St Thomas More Language College is a Roman Catholic secondary school in the Royal Borough of Kensington and Chelsea. It is named after Thomas More who was beheaded by King Henry VIII when Lord Chancellor. Saint Thomas More lived in the Chelsea borough which is where the school is now located.

Education for boys and girls has been provided at the school since 1845. The first foundation in 1885 was for 200 pupils and the school has been in existence since that time. The Sisters of Mercy, who ran a boarding school, decided to move from the site in 1954 so that the school could be modernised to accommodate 249 pupils.
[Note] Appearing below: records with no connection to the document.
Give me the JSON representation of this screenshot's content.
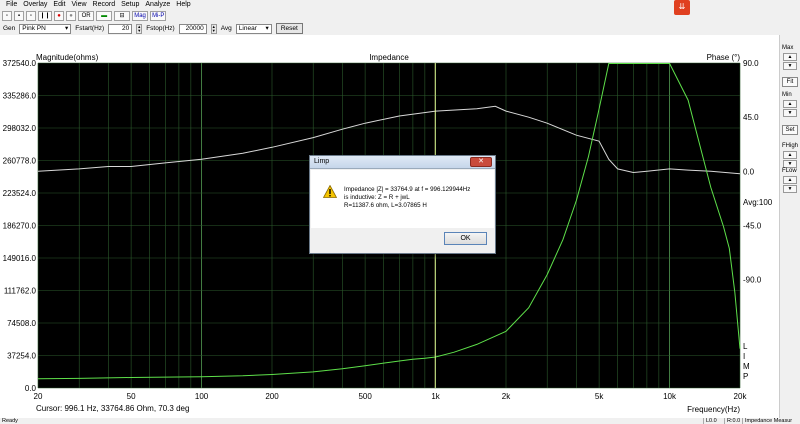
{
  "menu": [
    "File",
    "Overlay",
    "Edit",
    "View",
    "Record",
    "Setup",
    "Analyze",
    "Help"
  ],
  "toolbar1": [
    "▫",
    "▪",
    "▫",
    "❙❙",
    "●",
    "●",
    "OR",
    "▬",
    "⊟",
    "Mag",
    "Mi-P"
  ],
  "toolbar2": {
    "gen_label": "Gen",
    "gen_value": "Pink PN",
    "fstart_label": "Fstart(Hz)",
    "fstart_value": "20",
    "fstop_label": "Fstop(Hz)",
    "fstop_value": "20000",
    "avg_label": "Avg",
    "avg_value": "Linear",
    "reset_label": "Reset"
  },
  "chart_data": {
    "type": "line",
    "title": "Impedance",
    "ylabel_left": "Magnitude(ohms)",
    "ylabel_right": "Phase (°)",
    "xlabel": "Frequency(Hz)",
    "x_scale": "log",
    "xlim": [
      20,
      20000
    ],
    "ylim_left": [
      0,
      372540
    ],
    "ylim_right": [
      -180,
      90
    ],
    "x_ticks": [
      {
        "v": 20,
        "label": "20"
      },
      {
        "v": 50,
        "label": "50"
      },
      {
        "v": 100,
        "label": "100"
      },
      {
        "v": 200,
        "label": "200"
      },
      {
        "v": 500,
        "label": "500"
      },
      {
        "v": 1000,
        "label": "1k"
      },
      {
        "v": 2000,
        "label": "2k"
      },
      {
        "v": 5000,
        "label": "5k"
      },
      {
        "v": 10000,
        "label": "10k"
      },
      {
        "v": 20000,
        "label": "20k"
      }
    ],
    "y_ticks_left": [
      "372540.0",
      "335286.0",
      "298032.0",
      "260778.0",
      "223524.0",
      "186270.0",
      "149016.0",
      "111762.0",
      "74508.0",
      "37254.0",
      "0.0"
    ],
    "y_ticks_right": [
      {
        "v": 90,
        "label": "90.0"
      },
      {
        "v": 45,
        "label": "45.0"
      },
      {
        "v": 0,
        "label": "0.0"
      },
      {
        "v": -45,
        "label": "-45.0"
      },
      {
        "v": -90,
        "label": "-90.0"
      }
    ],
    "avg_label": "Avg:100",
    "limp_label": "LIMP",
    "cursor": "Cursor:   996.1 Hz, 33764.86 Ohm, 70.3 deg",
    "grid": true,
    "background": "#000000",
    "series": [
      {
        "name": "Magnitude",
        "color": "#5ee04a",
        "axis": "left",
        "x": [
          20,
          30,
          50,
          70,
          100,
          150,
          200,
          300,
          400,
          500,
          600,
          700,
          800,
          900,
          1000,
          1200,
          1500,
          2000,
          2500,
          3000,
          3500,
          4000,
          4500,
          5000,
          5500,
          6000,
          7000,
          8000,
          9000,
          10000,
          12000,
          15000,
          17000,
          18000,
          19000,
          20000
        ],
        "y": [
          10500,
          11000,
          12000,
          12500,
          13000,
          14000,
          15500,
          18500,
          22000,
          25500,
          28500,
          31000,
          33000,
          34000,
          35500,
          41000,
          50000,
          65000,
          92000,
          130000,
          170000,
          215000,
          265000,
          320000,
          372000,
          372000,
          372000,
          372000,
          372000,
          372000,
          330000,
          230000,
          185000,
          160000,
          110000,
          45000
        ]
      },
      {
        "name": "Phase",
        "color": "#d8d8d8",
        "axis": "right",
        "x": [
          20,
          30,
          40,
          50,
          70,
          100,
          150,
          200,
          300,
          400,
          500,
          700,
          1000,
          1500,
          1800,
          2000,
          2500,
          3000,
          4000,
          5000,
          5500,
          6000,
          7000,
          8000,
          10000,
          12000,
          15000,
          20000
        ],
        "y": [
          0,
          2,
          4,
          4,
          7,
          10,
          15,
          20,
          28,
          35,
          40,
          46,
          50,
          52,
          54,
          50,
          45,
          40,
          30,
          25,
          10,
          2,
          -1,
          0,
          2,
          1,
          0,
          -2
        ]
      }
    ]
  },
  "right_panel": {
    "max": "Max",
    "fit": "Fit",
    "min": "Min",
    "set": "Set",
    "fhigh": "FHigh",
    "flow": "FLow"
  },
  "status": {
    "ready": "Ready",
    "seg1": "L0.0",
    "seg2": "R:0.0",
    "seg3": "Impedance Measur"
  },
  "dialog": {
    "title": "Limp",
    "line1": "Impedance |Z| = 33764.9 at f = 996.129944Hz",
    "line2": "is inductive: Z = R + jwL",
    "line3": "R=11387.6 ohm, L=3.07865 H",
    "ok": "OK",
    "close": "✕"
  }
}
The school is situated in the middle of Chelsea, a short walk from Sloane Square, and is surrounded by a wide variety of galleries and museums. Many of the buildings have now been supplemented by modern buildings which house all the facilities for a mixed, comprehensive school. The school gained Language College specialist status in September 2004.

St Thomas More RC School achieved Specialist status as a Language College in 2004. There are 37 different language backgrounds in college. These languages range across Europe, South America and Africa. The largest contingents are Portuguese, Spanish, Filipino and Eritrean.

==Achievements==
In 1977 the school choir provided the backing vocals for the hit song If I Had Words performed by Scott Fitzgerald and Yvonne Keeley, which reached Number 1 in the Netherlands, Number 3 in the UK, Number 9 in Ireland and Number 24 in Australia.